My thoughts were that we would either:

have pipeline runs output afw tables containing the desired metadata, and ingest exposure metadata by feeding these tables to the existing ingestCatalogTask
or, write an ingestExposureTask which builds a schema based on the metadata present in FITS files. The task config probably needs to be able to explicitly list the interesting metadata keys or exclude undesirable keys.

In the latter case, I’d rather the exposure metadata ingestion script not be tasked with computing sky coordinates for the 4 corners of the exposure, or FWHMs, even though the code for that seems to be identical across all cameras supported thus far. I’d prefer to see that sort of thing done by the pipeline code.

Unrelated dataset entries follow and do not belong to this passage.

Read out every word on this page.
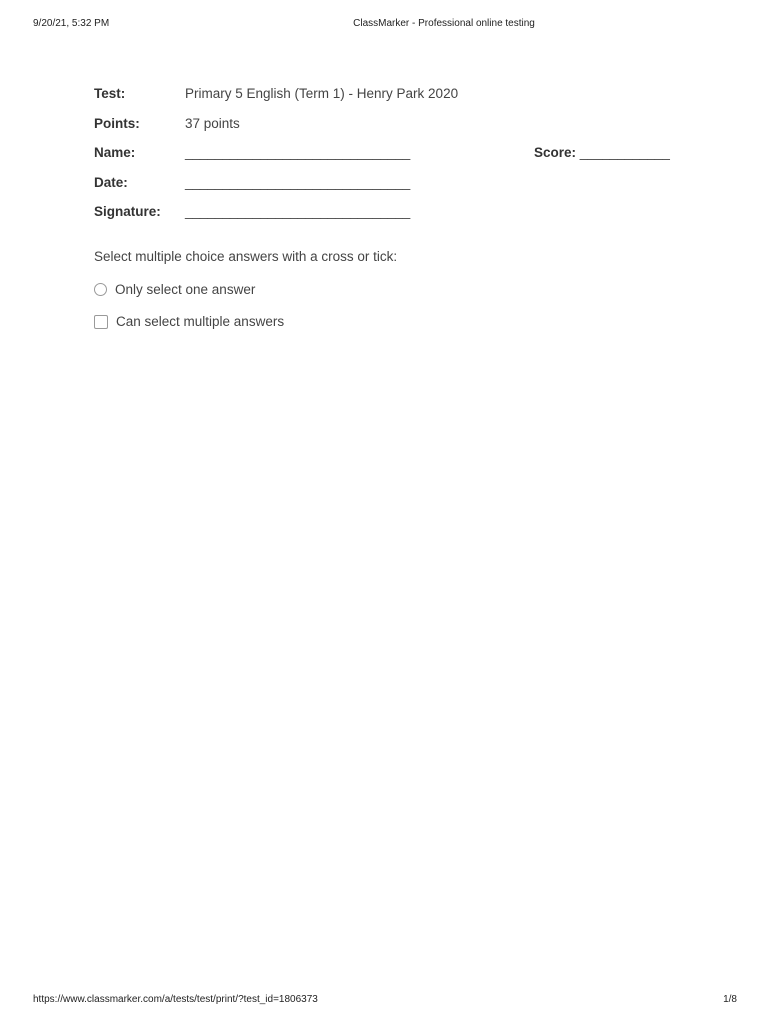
9/20/21, 5:32 PM	ClassMarker - Professional online testing
Test:	Primary 5 English (Term 1) - Henry Park 2020
Points:	37 points
Name:	______________________________	Score: ____________
Date:	______________________________
Signature: ______________________________
Select multiple choice answers with a cross or tick:
Only select one answer
Can select multiple answers
https://www.classmarker.com/a/tests/test/print/?test_id=1806373	1/8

Does that seem acceptable?

smonkewitz · January 27, 2016, 2:18am

For the record - one issue with using a FITS image header to create a table schema is that you have to rely on keyword value formatting to determine the column type or do multiple passes over the data. For example, imagine that there is a FITS keyword FOO which in general has some floating point value. Let’s say FOO = 2 in the first exposure processed by the script - the FITS header might encode this value as either 2 or 2.0. If it does the former and the script is using metadata from the first image to create the database schema, it would erroneously create a FOO column of integer type. Another thing I worry about is whether I can I count on FOO always being in the exposure metadata (with some sort of sentinel value indicating whether or not the value is valid). If not, then an ingestion task that doesn’t do 2 passes over all the images to ingest would have to be told about FOO and its type.

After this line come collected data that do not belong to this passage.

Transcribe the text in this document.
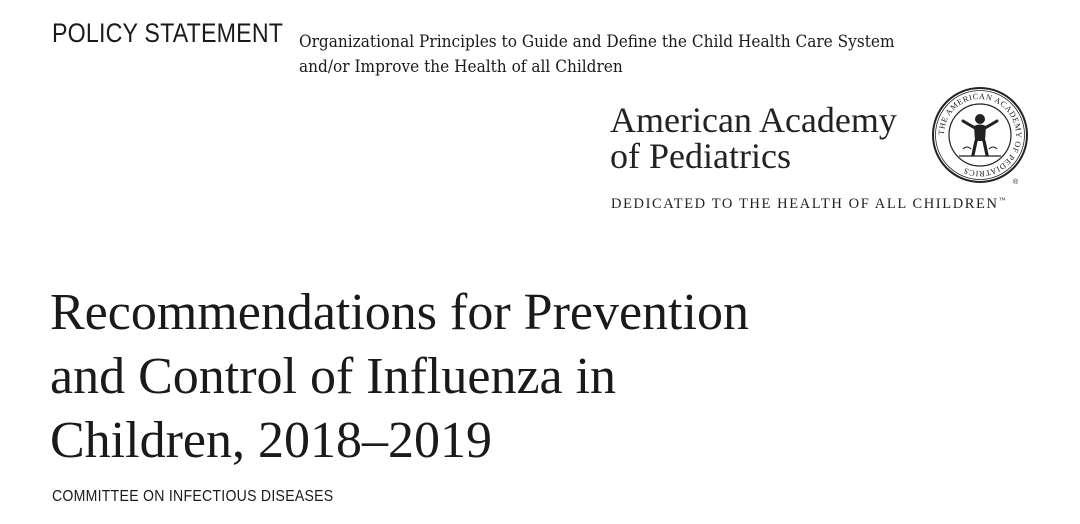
POLICY STATEMENT Organizational Principles to Guide and Define the Child Health Care System
and/or Improve the Health of all Children
American Academy
of Pediatrics
DEDICATED TO THE HEALTH OF ALL CHILDREN™
THE AMERICAN ACADEMY OF PEDIATRICS
®
Recommendations for Prevention
and Control of Influenza in
Children, 2018–2019
COMMITTEE ON INFECTIOUS DISEASES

afausti · January 27, 2016, 9:11pm

Hi @smonkewitz, I think we should first specify the schema of the image metadata including both single visit and co-add processing. For single visit processing we probably want two metadata tables: ccd (with image quality information, median and rms derived from the src catalogs) and visit (with filter, exposure time, mjd, pointing ra and dec, hour angle, airmass, etc). I like the idea of mapping the header keys to a table and column name in the task configuration, but the schema should be camera indepentend and then the column datatypes are already predefined. And @frossie reminded me that this discussion is relevant for the QA database.

smonkewitz · March 16, 2016, 11:47pm

This came up at the database group meeting today. A fixed schema for a common subset of what camera’s provide may be workable. It may be possible to fit all desirable parameters into a camera/observatory data model (e.g. CAOM). DM-5501 is also highly likely to be relevant for exposure ingestion.